For comparison, consider scenario 2:
Click to enlarge
We also conduct the experiment with the same egg size and on a single hotplate (because we only have one egg). Unlike scenario 1, we purchase eggs from different suppliers, so they vary in freshness, expiration date, and storage conditions. We use pots of different materials and sizes. We adjust the amount of water so that the egg is completely covered (meaning, the amount will vary depending on the pot). We add salt “by eye.”
In both scenarios, we boil 16 eggs according to the same experimental matrix. In each scenario, we obtain 16 results for each egg tested.
Which scenario is better? Which would you choose?
Most people answer: scenario 1. In this case, we feel more confident about the consistency of the results. Scenario 2 raises concerns that differences between pots, hotplates, and eggs could “mask” the effects of the studied factors and make drawing conclusions difficult.
However, the answer to the question of which scenario is better is not obvious. It all depends on the conditions under which we want to use the DoE results. If we are experimenting for our own needs, in our own kitchen, and know that we can always use the same pot and burner to cook eggs, add the same amount of water and optionally salt, and buy eggs of the same size from a single supplier, the chances are very high that the conclusions drawn from the DoE conducted according to Scenario 1 will prove true in practice.

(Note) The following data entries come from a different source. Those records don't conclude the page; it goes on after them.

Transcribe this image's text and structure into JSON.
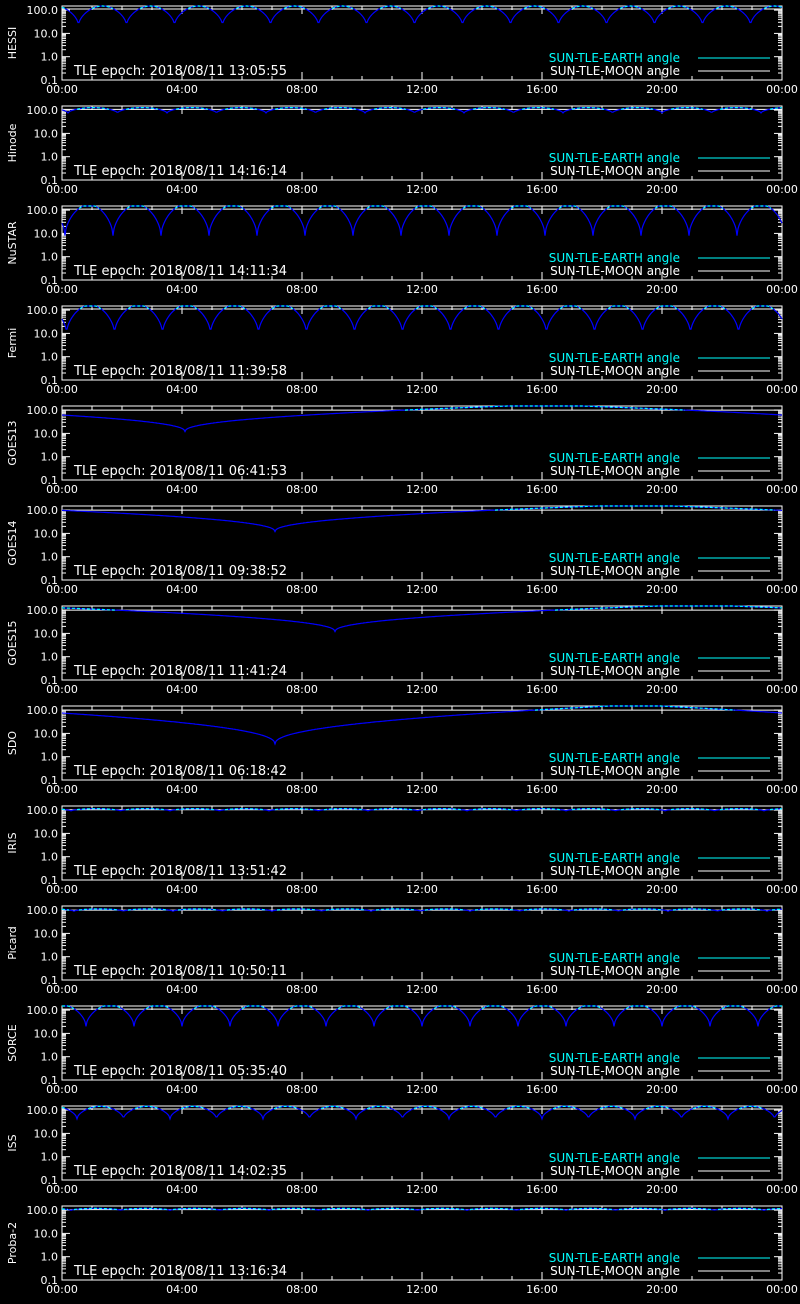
{
  "colors": {
    "background": "#000000",
    "axis": "#ffffff",
    "earth": "#00ffff",
    "moon": "#ffffff",
    "sun_line": "#0000ff"
  },
  "legend": {
    "earth_label": "SUN-TLE-EARTH angle",
    "moon_label": "SUN-TLE-MOON angle"
  },
  "chart_data": [
    {
      "type": "line",
      "ylabel": "HESSI",
      "epoch_text": "TLE epoch: 2018/08/11 13:05:55",
      "xlim": [
        "00:00",
        "24:00"
      ],
      "x_ticks": [
        "00:00",
        "04:00",
        "08:00",
        "12:00",
        "16:00",
        "20:00",
        "00:00"
      ],
      "y_ticks": [
        "100.0",
        "10.0",
        "1.0",
        "0.1"
      ],
      "ylim": [
        0.1,
        150
      ],
      "yscale": "log",
      "series": [
        {
          "name": "SUN-TLE-EARTH angle",
          "pattern": "periodic",
          "period_hours": 1.6,
          "max": 150,
          "min": 22,
          "phase_hours": 0.55
        },
        {
          "name": "SUN-TLE-MOON angle",
          "value": 112
        }
      ]
    },
    {
      "type": "line",
      "ylabel": "Hinode",
      "epoch_text": "TLE epoch: 2018/08/11 14:16:14",
      "xlim": [
        "00:00",
        "24:00"
      ],
      "x_ticks": [
        "00:00",
        "04:00",
        "08:00",
        "12:00",
        "16:00",
        "20:00",
        "00:00"
      ],
      "y_ticks": [
        "100.0",
        "10.0",
        "1.0",
        "0.1"
      ],
      "ylim": [
        0.1,
        150
      ],
      "yscale": "log",
      "series": [
        {
          "name": "SUN-TLE-EARTH angle",
          "pattern": "periodic",
          "period_hours": 1.65,
          "max": 128,
          "min": 75,
          "phase_hours": 0.2
        },
        {
          "name": "SUN-TLE-MOON angle",
          "value": 108
        }
      ]
    },
    {
      "type": "line",
      "ylabel": "NuSTAR",
      "epoch_text": "TLE epoch: 2018/08/11 14:11:34",
      "xlim": [
        "00:00",
        "24:00"
      ],
      "x_ticks": [
        "00:00",
        "04:00",
        "08:00",
        "12:00",
        "16:00",
        "20:00",
        "00:00"
      ],
      "y_ticks": [
        "100.0",
        "10.0",
        "1.0",
        "0.1"
      ],
      "ylim": [
        0.1,
        150
      ],
      "yscale": "log",
      "series": [
        {
          "name": "SUN-TLE-EARTH angle",
          "pattern": "periodic",
          "period_hours": 1.6,
          "max": 170,
          "min": 8,
          "phase_hours": 0.1
        },
        {
          "name": "SUN-TLE-MOON angle",
          "value": 110
        }
      ]
    },
    {
      "type": "line",
      "ylabel": "Fermi",
      "epoch_text": "TLE epoch: 2018/08/11 11:39:58",
      "xlim": [
        "00:00",
        "24:00"
      ],
      "x_ticks": [
        "00:00",
        "04:00",
        "08:00",
        "12:00",
        "16:00",
        "20:00",
        "00:00"
      ],
      "y_ticks": [
        "100.0",
        "10.0",
        "1.0",
        "0.1"
      ],
      "ylim": [
        0.1,
        150
      ],
      "yscale": "log",
      "series": [
        {
          "name": "SUN-TLE-EARTH angle",
          "pattern": "periodic",
          "period_hours": 1.6,
          "max": 165,
          "min": 10,
          "phase_hours": 0.15
        },
        {
          "name": "SUN-TLE-MOON angle",
          "value": 112
        }
      ]
    },
    {
      "type": "line",
      "ylabel": "GOES13",
      "epoch_text": "TLE epoch: 2018/08/11 06:41:53",
      "xlim": [
        "00:00",
        "24:00"
      ],
      "x_ticks": [
        "00:00",
        "04:00",
        "08:00",
        "12:00",
        "16:00",
        "20:00",
        "00:00"
      ],
      "y_ticks": [
        "100.0",
        "10.0",
        "1.0",
        "0.1"
      ],
      "ylim": [
        0.1,
        150
      ],
      "yscale": "log",
      "series": [
        {
          "name": "SUN-TLE-EARTH angle",
          "pattern": "daily",
          "dip_hour": 4.1,
          "min": 12,
          "max": 170,
          "start": 60,
          "end": 75
        },
        {
          "name": "SUN-TLE-MOON angle",
          "value": 100
        }
      ]
    },
    {
      "type": "line",
      "ylabel": "GOES14",
      "epoch_text": "TLE epoch: 2018/08/11 09:38:52",
      "xlim": [
        "00:00",
        "24:00"
      ],
      "x_ticks": [
        "00:00",
        "04:00",
        "08:00",
        "12:00",
        "16:00",
        "20:00",
        "00:00"
      ],
      "y_ticks": [
        "100.0",
        "10.0",
        "1.0",
        "0.1"
      ],
      "ylim": [
        0.1,
        150
      ],
      "yscale": "log",
      "series": [
        {
          "name": "SUN-TLE-EARTH angle",
          "pattern": "daily",
          "dip_hour": 7.1,
          "min": 12,
          "max": 170,
          "start": 100,
          "end": 120
        },
        {
          "name": "SUN-TLE-MOON angle",
          "value": 100
        }
      ]
    },
    {
      "type": "line",
      "ylabel": "GOES15",
      "epoch_text": "TLE epoch: 2018/08/11 11:41:24",
      "xlim": [
        "00:00",
        "24:00"
      ],
      "x_ticks": [
        "00:00",
        "04:00",
        "08:00",
        "12:00",
        "16:00",
        "20:00",
        "00:00"
      ],
      "y_ticks": [
        "100.0",
        "10.0",
        "1.0",
        "0.1"
      ],
      "ylim": [
        0.1,
        150
      ],
      "yscale": "log",
      "series": [
        {
          "name": "SUN-TLE-EARTH angle",
          "pattern": "daily",
          "dip_hour": 9.1,
          "min": 12,
          "max": 170,
          "start": 130,
          "end": 140
        },
        {
          "name": "SUN-TLE-MOON angle",
          "value": 100
        }
      ]
    },
    {
      "type": "line",
      "ylabel": "SDO",
      "epoch_text": "TLE epoch: 2018/08/11 06:18:42",
      "xlim": [
        "00:00",
        "24:00"
      ],
      "x_ticks": [
        "00:00",
        "04:00",
        "08:00",
        "12:00",
        "16:00",
        "20:00",
        "00:00"
      ],
      "y_ticks": [
        "100.0",
        "10.0",
        "1.0",
        "0.1"
      ],
      "ylim": [
        0.1,
        150
      ],
      "yscale": "log",
      "series": [
        {
          "name": "SUN-TLE-EARTH angle",
          "pattern": "daily",
          "dip_hour": 7.1,
          "min": 3.5,
          "max": 170,
          "start": 100,
          "end": 110
        },
        {
          "name": "SUN-TLE-MOON angle",
          "value": 100
        }
      ]
    },
    {
      "type": "line",
      "ylabel": "IRIS",
      "epoch_text": "TLE epoch: 2018/08/11 13:51:42",
      "xlim": [
        "00:00",
        "24:00"
      ],
      "x_ticks": [
        "00:00",
        "04:00",
        "08:00",
        "12:00",
        "16:00",
        "20:00",
        "00:00"
      ],
      "y_ticks": [
        "100.0",
        "10.0",
        "1.0",
        "0.1"
      ],
      "ylim": [
        0.1,
        150
      ],
      "yscale": "log",
      "series": [
        {
          "name": "SUN-TLE-EARTH angle",
          "pattern": "periodic",
          "period_hours": 1.65,
          "max": 115,
          "min": 92,
          "phase_hours": 0.3
        },
        {
          "name": "SUN-TLE-MOON angle",
          "value": 104
        }
      ]
    },
    {
      "type": "line",
      "ylabel": "Picard",
      "epoch_text": "TLE epoch: 2018/08/11 10:50:11",
      "xlim": [
        "00:00",
        "24:00"
      ],
      "x_ticks": [
        "00:00",
        "04:00",
        "08:00",
        "12:00",
        "16:00",
        "20:00",
        "00:00"
      ],
      "y_ticks": [
        "100.0",
        "10.0",
        "1.0",
        "0.1"
      ],
      "ylim": [
        0.1,
        150
      ],
      "yscale": "log",
      "series": [
        {
          "name": "SUN-TLE-EARTH angle",
          "pattern": "periodic",
          "period_hours": 1.65,
          "max": 112,
          "min": 90,
          "phase_hours": 0.4
        },
        {
          "name": "SUN-TLE-MOON angle",
          "value": 100
        }
      ]
    },
    {
      "type": "line",
      "ylabel": "SORCE",
      "epoch_text": "TLE epoch: 2018/08/11 05:35:40",
      "xlim": [
        "00:00",
        "24:00"
      ],
      "x_ticks": [
        "00:00",
        "04:00",
        "08:00",
        "12:00",
        "16:00",
        "20:00",
        "00:00"
      ],
      "y_ticks": [
        "100.0",
        "10.0",
        "1.0",
        "0.1"
      ],
      "ylim": [
        0.1,
        150
      ],
      "yscale": "log",
      "series": [
        {
          "name": "SUN-TLE-EARTH angle",
          "pattern": "periodic",
          "period_hours": 1.6,
          "max": 165,
          "min": 20,
          "phase_hours": 0.8
        },
        {
          "name": "SUN-TLE-MOON angle",
          "value": 110
        }
      ]
    },
    {
      "type": "line",
      "ylabel": "ISS",
      "epoch_text": "TLE epoch: 2018/08/11 14:02:35",
      "xlim": [
        "00:00",
        "24:00"
      ],
      "x_ticks": [
        "00:00",
        "04:00",
        "08:00",
        "12:00",
        "16:00",
        "20:00",
        "00:00"
      ],
      "y_ticks": [
        "100.0",
        "10.0",
        "1.0",
        "0.1"
      ],
      "ylim": [
        0.1,
        150
      ],
      "yscale": "log",
      "series": [
        {
          "name": "SUN-TLE-EARTH angle",
          "pattern": "periodic",
          "period_hours": 1.55,
          "max": 145,
          "min": 42,
          "phase_hours": 0.5
        },
        {
          "name": "SUN-TLE-MOON angle",
          "value": 112
        }
      ]
    },
    {
      "type": "line",
      "ylabel": "Proba-2",
      "epoch_text": "TLE epoch: 2018/08/11 13:16:34",
      "xlim": [
        "00:00",
        "24:00"
      ],
      "x_ticks": [
        "00:00",
        "04:00",
        "08:00",
        "12:00",
        "16:00",
        "20:00",
        "00:00"
      ],
      "y_ticks": [
        "100.0",
        "10.0",
        "1.0",
        "0.1"
      ],
      "ylim": [
        0.1,
        150
      ],
      "yscale": "log",
      "series": [
        {
          "name": "SUN-TLE-EARTH angle",
          "pattern": "periodic",
          "period_hours": 1.65,
          "max": 118,
          "min": 98,
          "phase_hours": 0.3
        },
        {
          "name": "SUN-TLE-MOON angle",
          "value": 105
        }
      ]
    }
  ]
}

However, if we are working on a general recipe for how to hard-boil a perfect egg and want to find tips that will work for a wide range of egg lovers, the chances that the conclusions from such a DoE will prove true in practice are very low. Every cook uses different hobs, pots, eggs from different sources, and so on. In such a case, the conclusions from the DoE according to Scenario 2 will be more universal, provided, of course, that the eggs are the size tested (in Scenario 2, the egg size was constant).
Every good analysis, regardless of how the data was collected (whether from process observation or experiment), should indicate the limitations of the inferences. They always exist and depend on decisions made during the planning phase. Inference constraints are simply the conditions under which the resulting conclusions will be valid in practice. It’s naive to believe that something tested on one machine will work identically on others – even those of the same type. Similarly, if something has been tested on one prototype, it won’t necessarily translate into mass production.
In short: the experiment should be conducted under the conditions under which we intend to apply the resulting conclusions.
Scenario 1 seems safer and allows us to detect even small effects of the tested factors. However, if these effects are unlikely to be replicated in practice, their value is negligible. This is a common source of frustration for experimenters – the DOE analysis indicates ideal process settings, but after implementation, the results are nonexistent. The problem isn’t with the DOE itself, but rather that the range of conditions tested was too narrow – that is, all untested factors were held constant, as in scenario 1.
To effectively and efficiently design experiments, it’s important to remember that the DOE is not just about the Design Structure (what the experiment matrix shows), but also about the Unit Structure – how we handle disturbances during the DoE. The more disturbances present during the DoE, the smaller the constraints on inference. Are scenarios 1 and 2 the same experiment? No – they are two different experiments, differing precisely in the universality of the conclusions we can draw from them.
Ultimately, the decision on how to conduct an experiment should be conscious and well-considered.